When ankle sprain is suspected, the severity of the injury is then graded by a medical professional and a treatment suggested.
Grading the sprain
Grade 1 sprain:
A grade 1 sprain is the least severe of ankle sprains. The ligaments are slightly stretched with a minimum of tearing to the ligament fibers. More of a discomfort than pain is felt as the athlete can usually “walk it off.”
Grade 2 sprain:
There is stretching of the ligaments and partial tearing causing an unstable or loose joint. The condition is also referred to as ligament laxity, as the ligament, now stretched beyond its normal range has become weakened or lax, as an overstretched rubber band. There is noticeable swelling and tenderness and depending on extent of injury, instability when walking.
Grade 3 sprain:
A complete tear of the ligament causing extreme instability, swelling, and pain
Grading the treatment:
Grade 3 sprains are not the most common forms of ankle sprains and surgery may be prescribed, but this is rare since the ligament usually scars over during healing.
Is it the treatment at fault?
The “gold” standard of treatment in Grade 1 and Grade 2 sprains is RICE. Rest, ice, compression, and elevation. Recently however this therapy has been debated by some physicians because of the high incidence of chronic or recurrent ankle sprains.
Among the theories put forth questioning the RICE treatment is that it does not fully allow the ligaments to heal because it reduces and impedes inflammation that is needed to stimulate new tissue regeneration.
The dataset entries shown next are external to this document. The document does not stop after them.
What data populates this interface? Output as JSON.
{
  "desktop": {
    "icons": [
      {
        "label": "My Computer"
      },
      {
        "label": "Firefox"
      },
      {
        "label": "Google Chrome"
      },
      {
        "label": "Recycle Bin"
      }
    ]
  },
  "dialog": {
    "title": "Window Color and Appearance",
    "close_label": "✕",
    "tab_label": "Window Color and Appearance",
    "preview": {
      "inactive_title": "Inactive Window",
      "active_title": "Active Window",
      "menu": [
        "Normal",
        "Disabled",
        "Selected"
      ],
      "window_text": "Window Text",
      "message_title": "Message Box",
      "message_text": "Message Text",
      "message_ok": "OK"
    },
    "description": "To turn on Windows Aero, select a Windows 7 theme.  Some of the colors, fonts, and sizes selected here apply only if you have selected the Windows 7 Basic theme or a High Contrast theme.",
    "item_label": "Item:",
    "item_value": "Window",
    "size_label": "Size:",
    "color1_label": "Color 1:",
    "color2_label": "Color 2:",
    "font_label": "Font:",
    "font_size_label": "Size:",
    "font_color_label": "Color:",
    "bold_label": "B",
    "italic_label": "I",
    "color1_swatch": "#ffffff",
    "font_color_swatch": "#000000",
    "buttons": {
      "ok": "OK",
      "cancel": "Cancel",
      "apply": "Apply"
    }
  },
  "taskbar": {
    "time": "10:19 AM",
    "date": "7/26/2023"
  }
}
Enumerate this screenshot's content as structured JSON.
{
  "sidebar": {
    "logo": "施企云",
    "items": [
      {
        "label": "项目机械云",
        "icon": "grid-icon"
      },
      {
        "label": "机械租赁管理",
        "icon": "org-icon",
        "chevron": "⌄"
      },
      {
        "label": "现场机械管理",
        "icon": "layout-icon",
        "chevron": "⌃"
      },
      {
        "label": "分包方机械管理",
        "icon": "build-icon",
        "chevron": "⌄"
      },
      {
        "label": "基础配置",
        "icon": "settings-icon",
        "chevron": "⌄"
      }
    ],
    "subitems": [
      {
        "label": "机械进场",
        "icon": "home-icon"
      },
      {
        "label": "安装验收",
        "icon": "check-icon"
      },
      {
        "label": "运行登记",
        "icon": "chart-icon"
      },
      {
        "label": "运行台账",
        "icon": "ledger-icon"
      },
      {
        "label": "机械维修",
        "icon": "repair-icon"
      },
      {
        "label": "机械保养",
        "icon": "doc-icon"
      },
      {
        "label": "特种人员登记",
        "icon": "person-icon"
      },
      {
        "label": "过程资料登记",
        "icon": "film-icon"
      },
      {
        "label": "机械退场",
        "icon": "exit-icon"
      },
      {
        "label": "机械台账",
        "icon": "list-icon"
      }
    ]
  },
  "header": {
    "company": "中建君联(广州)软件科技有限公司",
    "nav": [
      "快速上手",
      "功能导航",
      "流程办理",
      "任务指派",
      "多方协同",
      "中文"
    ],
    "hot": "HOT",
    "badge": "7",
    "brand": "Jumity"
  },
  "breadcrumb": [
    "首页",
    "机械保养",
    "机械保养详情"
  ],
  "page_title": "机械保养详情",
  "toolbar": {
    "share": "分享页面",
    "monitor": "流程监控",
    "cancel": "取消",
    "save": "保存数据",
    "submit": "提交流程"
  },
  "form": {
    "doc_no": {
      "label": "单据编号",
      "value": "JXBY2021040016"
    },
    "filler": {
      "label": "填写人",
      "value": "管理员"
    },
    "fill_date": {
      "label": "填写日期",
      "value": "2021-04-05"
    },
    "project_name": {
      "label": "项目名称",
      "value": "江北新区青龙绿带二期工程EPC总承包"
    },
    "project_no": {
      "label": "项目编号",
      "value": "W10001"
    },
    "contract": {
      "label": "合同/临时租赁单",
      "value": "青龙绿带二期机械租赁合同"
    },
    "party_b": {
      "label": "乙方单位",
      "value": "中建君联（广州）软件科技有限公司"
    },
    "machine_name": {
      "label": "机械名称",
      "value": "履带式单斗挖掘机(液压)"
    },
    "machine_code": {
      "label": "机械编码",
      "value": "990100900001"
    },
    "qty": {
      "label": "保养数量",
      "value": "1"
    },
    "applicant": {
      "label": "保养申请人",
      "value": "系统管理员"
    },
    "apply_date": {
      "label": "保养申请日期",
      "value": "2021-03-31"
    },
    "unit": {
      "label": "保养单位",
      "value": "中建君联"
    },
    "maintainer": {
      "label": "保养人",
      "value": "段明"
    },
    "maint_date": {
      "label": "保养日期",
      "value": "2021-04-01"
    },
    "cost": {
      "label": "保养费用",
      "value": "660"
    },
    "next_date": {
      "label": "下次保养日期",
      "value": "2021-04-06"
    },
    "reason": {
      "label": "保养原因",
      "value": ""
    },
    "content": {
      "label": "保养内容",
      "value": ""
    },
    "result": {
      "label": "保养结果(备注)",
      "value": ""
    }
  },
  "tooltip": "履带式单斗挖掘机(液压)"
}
Creating inflammation to heal the ankle sprain
Basic medicine tells us that the body’s natural healing response is inflammation. Inflammation is the trigger for the immune system to begin the cascade of events in injury repair. When ligaments do not heal completely, they weaken and put the athlete at risk for chronic ankle sprain.
Preventing with Prolotherapy
When there is not enough inflammation to heal a ligament injury, some physicians have turned back to a new “old-fashioned,” treatment to jump start the healing processes. Prolotherapy was first introduced in the 1950′s as a means to cure chronic pain by strengthening the ligaments of weakened, loose joints by creating inflammation – not suppressing it.
Prolotherapy works by introducing a mild irritant through injection to the exact spot of the ligament damage. This irritant is usually something as benign as simple dextrose. What the dextrose does is create a small, controlled inflammation at the spot of injury accelerating healing and returning strength and resiliency to the ligament and stability to the ankle. In remittent cases, PRP (Platelet Rich Plasma) is used as a stronger proliferant.
Prolotherapy is gaining adherents among athletes because it is minimally invasive, does not require long periods of inactivity and in fact, a Prolotherapy doctor will usually recommend supervised activity or a recommend training plan to get the athlete back on the field as fast as possible.
One to six treatments is typical for the competitive athlete, spaced at weekly intervals.